The histological features of pigmented fungiform papillae include numerous melanophages in the lamina propria of the papillae with lack of inflammatory infiltrates. The pigment located within the melanophages stains positive for melanin with Fontana-Masson and negative for iron with Prussian blue.
PFPT have been classified into three clinical types:

• the first type is a well-circumscribed hyperpigmented area involving all the fungiform papillae on the anterolateral side or towards the tip of the tongue.

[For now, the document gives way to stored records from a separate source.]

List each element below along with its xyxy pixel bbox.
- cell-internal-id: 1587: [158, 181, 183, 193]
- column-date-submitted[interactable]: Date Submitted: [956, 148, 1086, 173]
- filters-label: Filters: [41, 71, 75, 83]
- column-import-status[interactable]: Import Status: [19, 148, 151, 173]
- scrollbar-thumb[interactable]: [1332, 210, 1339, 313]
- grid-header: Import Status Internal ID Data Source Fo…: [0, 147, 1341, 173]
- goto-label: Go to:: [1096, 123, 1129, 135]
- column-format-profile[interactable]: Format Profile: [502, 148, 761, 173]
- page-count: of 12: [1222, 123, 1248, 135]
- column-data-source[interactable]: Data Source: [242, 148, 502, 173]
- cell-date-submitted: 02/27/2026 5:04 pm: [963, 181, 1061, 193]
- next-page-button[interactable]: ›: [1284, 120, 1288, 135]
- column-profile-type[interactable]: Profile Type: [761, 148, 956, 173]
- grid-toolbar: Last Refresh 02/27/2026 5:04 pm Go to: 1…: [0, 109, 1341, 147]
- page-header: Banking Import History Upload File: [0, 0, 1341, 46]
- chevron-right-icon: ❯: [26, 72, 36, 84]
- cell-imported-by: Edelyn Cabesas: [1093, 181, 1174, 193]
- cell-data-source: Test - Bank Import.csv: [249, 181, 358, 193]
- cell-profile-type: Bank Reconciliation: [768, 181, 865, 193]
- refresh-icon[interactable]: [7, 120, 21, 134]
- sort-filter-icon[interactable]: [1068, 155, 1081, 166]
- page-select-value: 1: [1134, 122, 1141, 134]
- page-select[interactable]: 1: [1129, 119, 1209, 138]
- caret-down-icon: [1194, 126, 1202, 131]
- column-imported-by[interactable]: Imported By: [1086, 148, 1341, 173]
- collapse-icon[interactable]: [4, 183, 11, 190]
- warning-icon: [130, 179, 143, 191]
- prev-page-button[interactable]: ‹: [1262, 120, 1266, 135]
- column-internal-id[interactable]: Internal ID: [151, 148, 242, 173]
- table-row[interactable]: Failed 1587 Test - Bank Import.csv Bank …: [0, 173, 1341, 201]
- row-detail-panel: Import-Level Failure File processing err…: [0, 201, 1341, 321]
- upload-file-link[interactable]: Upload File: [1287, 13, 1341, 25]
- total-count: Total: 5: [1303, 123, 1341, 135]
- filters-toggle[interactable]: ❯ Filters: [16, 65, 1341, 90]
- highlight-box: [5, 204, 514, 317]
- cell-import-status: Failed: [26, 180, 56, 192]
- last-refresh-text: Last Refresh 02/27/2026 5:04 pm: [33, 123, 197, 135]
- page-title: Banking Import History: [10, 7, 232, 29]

• the second type shows hyperpigmentation involving 3-7 fungiform papillae scattered on the dorsal surface of the tongue,

• the third type hyperpigmentation is seen on every fungiform papilla on the dorsum of the tongue.

Dermoscopy showed projections with pigmented borders, interspersed by dichotomized vessels originated in their base, with aspect resembling ‘‘rose petals”

Differential diagnosis include other causes of pigmentation of the oral mucosa such as hemochromatosis, pernicious anemia, amalgam tattoo, Peutz-Jeghers syndrome, Addison's disease, von Recklinghausen syndrome and melanocytic nevus.
However, a clear diagnosis can be reached in all those disorders on the basis either of the distribution and clinical characteristics of the pigmentation or the accompanying manifestations.